Outside of hospitals, where there was a reason for it, we had never worn uniforms: but we got accustomed to seeing them as the A.E.F. grew although we never could master the meaning of many of them. One morning a woman in uniform, with service cap and Sam-Browne belt (not forgetting the nickel ring for hanging a dagger from), appeared in my studio. From her pocket she took a crisp new loose-leaf notebook, the like of which could no longer be indulged in by ordinary folks. As she unscrewed and adjusted her fountain-pen, she said,

"I've been sent to inspect your relief organization."

"You come from the Children's Bureau?" I asked.

"No, Civilian Relief. How do you handle the matter of investigation?"

"Well," I answered, "I cast my eye over the person, size her up, and give her what she needs. I cannot afford to investigate. You see, I have no overhead charges and I need all the money I can get for materials and all the time for handling them. The only expense is for sewing. Even that money goes to my own women. I give the sewing out to mothers on my list so they will not have to go out to work. This encourages them to nurse their babies themselves instead of sending them to a nourrice."

"People begging," said my visitor, "are splendid actors, you know."

"Few women who are just about to have a baby are likely to act the impostor," I answered, "and then I do not consider my women as beggars. I'm sure that nine out of ten are not. They wouldn't need any aid if their husbands were not in the trenches earning five sous a day. For the first two years it was only one sou a day. You can generally tell the difference between a shifty woman looking for a chance to get something for nothing and the shattered little mother, unaccustomed to charity, whose children would go without winter clothes were it not for some form of outside help.

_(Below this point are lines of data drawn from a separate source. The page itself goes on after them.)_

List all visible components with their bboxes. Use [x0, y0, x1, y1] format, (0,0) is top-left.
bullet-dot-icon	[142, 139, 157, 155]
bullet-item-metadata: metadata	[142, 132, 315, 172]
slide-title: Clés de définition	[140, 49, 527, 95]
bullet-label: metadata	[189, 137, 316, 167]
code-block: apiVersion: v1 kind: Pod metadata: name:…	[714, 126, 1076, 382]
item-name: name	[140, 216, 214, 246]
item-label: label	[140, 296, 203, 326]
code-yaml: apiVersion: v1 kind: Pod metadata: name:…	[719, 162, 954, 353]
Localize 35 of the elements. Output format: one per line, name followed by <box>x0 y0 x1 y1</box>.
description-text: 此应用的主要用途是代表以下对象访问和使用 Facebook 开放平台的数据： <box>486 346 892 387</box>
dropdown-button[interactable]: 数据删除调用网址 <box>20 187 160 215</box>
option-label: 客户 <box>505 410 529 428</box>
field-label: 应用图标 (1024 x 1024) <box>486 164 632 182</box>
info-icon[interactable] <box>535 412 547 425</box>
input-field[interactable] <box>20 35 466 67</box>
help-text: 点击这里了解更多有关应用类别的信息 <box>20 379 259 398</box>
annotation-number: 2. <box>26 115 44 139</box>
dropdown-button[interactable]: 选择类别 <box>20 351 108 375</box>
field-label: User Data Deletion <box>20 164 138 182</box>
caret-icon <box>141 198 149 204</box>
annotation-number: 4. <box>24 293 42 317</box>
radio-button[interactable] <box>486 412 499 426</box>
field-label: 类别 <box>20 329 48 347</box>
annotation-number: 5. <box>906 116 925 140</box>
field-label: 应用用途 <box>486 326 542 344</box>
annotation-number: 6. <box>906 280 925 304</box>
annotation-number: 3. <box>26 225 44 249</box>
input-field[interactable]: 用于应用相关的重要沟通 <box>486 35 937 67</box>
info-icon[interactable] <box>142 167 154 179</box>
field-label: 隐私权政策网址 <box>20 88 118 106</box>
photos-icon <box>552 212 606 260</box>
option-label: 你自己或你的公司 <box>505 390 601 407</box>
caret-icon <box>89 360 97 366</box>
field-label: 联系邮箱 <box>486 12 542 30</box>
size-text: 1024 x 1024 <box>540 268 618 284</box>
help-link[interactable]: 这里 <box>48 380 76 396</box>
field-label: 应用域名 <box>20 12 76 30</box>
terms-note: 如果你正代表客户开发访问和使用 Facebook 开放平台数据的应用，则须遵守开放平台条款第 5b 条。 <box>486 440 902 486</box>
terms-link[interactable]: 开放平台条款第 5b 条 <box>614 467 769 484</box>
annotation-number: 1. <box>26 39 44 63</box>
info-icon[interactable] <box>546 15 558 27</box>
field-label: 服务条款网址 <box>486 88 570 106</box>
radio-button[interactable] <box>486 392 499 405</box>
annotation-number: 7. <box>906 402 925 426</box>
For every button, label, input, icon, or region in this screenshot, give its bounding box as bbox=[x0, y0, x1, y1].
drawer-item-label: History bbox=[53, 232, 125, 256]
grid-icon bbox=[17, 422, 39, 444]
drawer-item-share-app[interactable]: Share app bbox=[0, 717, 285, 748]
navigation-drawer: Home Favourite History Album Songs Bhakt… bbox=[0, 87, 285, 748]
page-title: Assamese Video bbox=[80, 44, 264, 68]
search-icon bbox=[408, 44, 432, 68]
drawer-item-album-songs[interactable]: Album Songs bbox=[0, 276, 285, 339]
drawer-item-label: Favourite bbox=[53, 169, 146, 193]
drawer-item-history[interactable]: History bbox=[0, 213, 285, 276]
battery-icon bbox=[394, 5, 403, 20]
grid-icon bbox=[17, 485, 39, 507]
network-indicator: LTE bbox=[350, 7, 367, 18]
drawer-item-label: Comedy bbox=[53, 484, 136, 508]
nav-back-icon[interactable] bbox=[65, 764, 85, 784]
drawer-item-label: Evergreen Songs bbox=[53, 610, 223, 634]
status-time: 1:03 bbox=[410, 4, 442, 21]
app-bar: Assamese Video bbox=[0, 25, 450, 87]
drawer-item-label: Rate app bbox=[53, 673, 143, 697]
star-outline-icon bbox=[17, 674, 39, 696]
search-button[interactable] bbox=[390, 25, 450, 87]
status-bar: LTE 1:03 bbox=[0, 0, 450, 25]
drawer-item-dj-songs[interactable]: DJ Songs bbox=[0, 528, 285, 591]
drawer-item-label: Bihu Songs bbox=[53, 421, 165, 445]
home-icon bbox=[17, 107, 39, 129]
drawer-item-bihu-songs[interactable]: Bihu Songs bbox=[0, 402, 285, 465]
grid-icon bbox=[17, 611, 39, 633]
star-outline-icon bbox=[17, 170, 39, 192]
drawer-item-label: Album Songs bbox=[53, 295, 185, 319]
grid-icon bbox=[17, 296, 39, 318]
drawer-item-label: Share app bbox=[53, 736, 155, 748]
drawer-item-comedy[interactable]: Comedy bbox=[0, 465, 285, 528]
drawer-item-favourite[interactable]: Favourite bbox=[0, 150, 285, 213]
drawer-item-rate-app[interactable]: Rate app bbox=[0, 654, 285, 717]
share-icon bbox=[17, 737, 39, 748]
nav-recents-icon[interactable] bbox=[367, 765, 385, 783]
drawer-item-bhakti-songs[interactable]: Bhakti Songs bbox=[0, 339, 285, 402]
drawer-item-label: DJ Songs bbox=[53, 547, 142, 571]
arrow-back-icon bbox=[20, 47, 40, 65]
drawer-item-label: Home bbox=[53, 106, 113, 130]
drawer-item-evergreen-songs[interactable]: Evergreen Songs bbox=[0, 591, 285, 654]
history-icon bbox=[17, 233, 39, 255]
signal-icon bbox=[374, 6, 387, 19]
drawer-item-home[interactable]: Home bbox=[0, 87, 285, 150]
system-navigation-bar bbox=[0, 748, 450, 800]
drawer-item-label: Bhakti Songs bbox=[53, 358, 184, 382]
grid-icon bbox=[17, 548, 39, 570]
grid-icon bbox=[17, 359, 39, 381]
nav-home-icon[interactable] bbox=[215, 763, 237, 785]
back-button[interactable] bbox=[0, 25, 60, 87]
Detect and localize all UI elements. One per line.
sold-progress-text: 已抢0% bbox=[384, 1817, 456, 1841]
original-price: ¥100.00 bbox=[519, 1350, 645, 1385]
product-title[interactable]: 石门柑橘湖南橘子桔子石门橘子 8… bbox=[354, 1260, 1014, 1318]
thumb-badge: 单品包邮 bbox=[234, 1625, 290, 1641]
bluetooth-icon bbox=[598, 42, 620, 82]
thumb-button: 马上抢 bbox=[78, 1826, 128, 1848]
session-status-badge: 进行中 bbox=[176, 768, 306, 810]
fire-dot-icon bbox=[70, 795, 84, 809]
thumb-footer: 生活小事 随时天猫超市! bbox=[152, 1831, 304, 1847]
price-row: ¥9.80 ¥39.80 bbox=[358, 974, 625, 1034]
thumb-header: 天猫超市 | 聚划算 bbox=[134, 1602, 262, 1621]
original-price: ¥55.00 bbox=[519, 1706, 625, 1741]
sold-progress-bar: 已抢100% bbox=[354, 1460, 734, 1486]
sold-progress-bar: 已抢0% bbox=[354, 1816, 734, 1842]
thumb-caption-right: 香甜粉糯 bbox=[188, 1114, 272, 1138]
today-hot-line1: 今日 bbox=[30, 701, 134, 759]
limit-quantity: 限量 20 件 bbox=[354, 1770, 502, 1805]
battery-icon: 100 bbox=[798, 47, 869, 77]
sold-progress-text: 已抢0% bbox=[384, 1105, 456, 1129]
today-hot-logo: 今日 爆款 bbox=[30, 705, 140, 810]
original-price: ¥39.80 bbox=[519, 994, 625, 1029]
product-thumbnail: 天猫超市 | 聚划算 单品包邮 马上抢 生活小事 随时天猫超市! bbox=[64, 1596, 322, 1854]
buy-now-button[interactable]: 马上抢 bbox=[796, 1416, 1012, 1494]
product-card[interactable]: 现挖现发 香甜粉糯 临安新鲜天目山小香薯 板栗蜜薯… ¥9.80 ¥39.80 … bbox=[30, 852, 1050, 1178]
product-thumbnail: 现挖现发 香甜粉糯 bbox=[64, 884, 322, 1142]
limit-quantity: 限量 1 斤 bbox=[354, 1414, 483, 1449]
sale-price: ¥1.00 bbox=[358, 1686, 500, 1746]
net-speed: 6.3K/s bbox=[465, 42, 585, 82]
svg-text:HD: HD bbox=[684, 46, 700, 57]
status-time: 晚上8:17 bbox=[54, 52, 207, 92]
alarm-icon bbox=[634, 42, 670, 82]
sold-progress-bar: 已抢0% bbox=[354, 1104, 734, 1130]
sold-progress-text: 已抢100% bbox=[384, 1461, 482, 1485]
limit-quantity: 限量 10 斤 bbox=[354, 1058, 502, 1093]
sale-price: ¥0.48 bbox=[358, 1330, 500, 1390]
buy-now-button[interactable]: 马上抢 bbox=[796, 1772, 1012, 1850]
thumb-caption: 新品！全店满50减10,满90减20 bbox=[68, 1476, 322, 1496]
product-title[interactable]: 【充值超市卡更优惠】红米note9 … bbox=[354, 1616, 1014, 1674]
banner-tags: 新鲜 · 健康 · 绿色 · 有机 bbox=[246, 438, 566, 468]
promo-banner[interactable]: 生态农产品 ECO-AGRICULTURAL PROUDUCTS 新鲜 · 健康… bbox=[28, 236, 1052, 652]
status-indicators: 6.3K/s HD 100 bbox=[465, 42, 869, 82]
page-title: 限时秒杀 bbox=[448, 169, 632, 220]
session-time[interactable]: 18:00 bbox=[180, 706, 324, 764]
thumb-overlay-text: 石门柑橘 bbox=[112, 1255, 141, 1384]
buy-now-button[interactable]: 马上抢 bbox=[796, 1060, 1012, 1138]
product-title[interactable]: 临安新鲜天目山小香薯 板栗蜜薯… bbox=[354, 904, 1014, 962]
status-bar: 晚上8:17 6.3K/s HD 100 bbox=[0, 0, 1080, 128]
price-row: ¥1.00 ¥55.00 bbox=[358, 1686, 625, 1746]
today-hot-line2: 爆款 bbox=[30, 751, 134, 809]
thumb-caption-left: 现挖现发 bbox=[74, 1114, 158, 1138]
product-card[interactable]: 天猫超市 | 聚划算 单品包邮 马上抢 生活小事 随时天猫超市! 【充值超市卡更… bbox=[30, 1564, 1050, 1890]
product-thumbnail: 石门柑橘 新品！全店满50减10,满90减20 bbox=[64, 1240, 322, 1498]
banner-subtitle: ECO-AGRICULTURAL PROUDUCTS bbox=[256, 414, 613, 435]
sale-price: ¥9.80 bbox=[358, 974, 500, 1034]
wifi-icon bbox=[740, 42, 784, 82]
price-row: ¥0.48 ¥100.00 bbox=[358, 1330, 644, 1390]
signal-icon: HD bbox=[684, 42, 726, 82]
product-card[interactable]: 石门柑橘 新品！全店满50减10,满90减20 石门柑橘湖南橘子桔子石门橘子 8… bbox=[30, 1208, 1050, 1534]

Most of the women who come here look on me as a neighbor who loves babies and who keeps flannel in her cupboard. I'd rather give away an occasional layette to a dead beat than bruise the feelings of timid souls at bay. If you could see them as they come in here!"

"But you know really that there can be an immense amount of waste of good material if you don't investigate."

"I may have wasted material, but I've never failed to help. Nobody investigated me when my baby was born in a Turkish massacre. If they had, I couldn't have stood it. Of course I have faced the question. I figure that if I put in one column the number of layettes I give out and their cost, and beside it what I would spend in time and taxi fares to investigate, I should find that the price of a badly-placed layette or two would be less than the cost of investigation."

The inspector took full and rapid notes. Folding them neatly into her pocket with one clap of her notebook, she left me.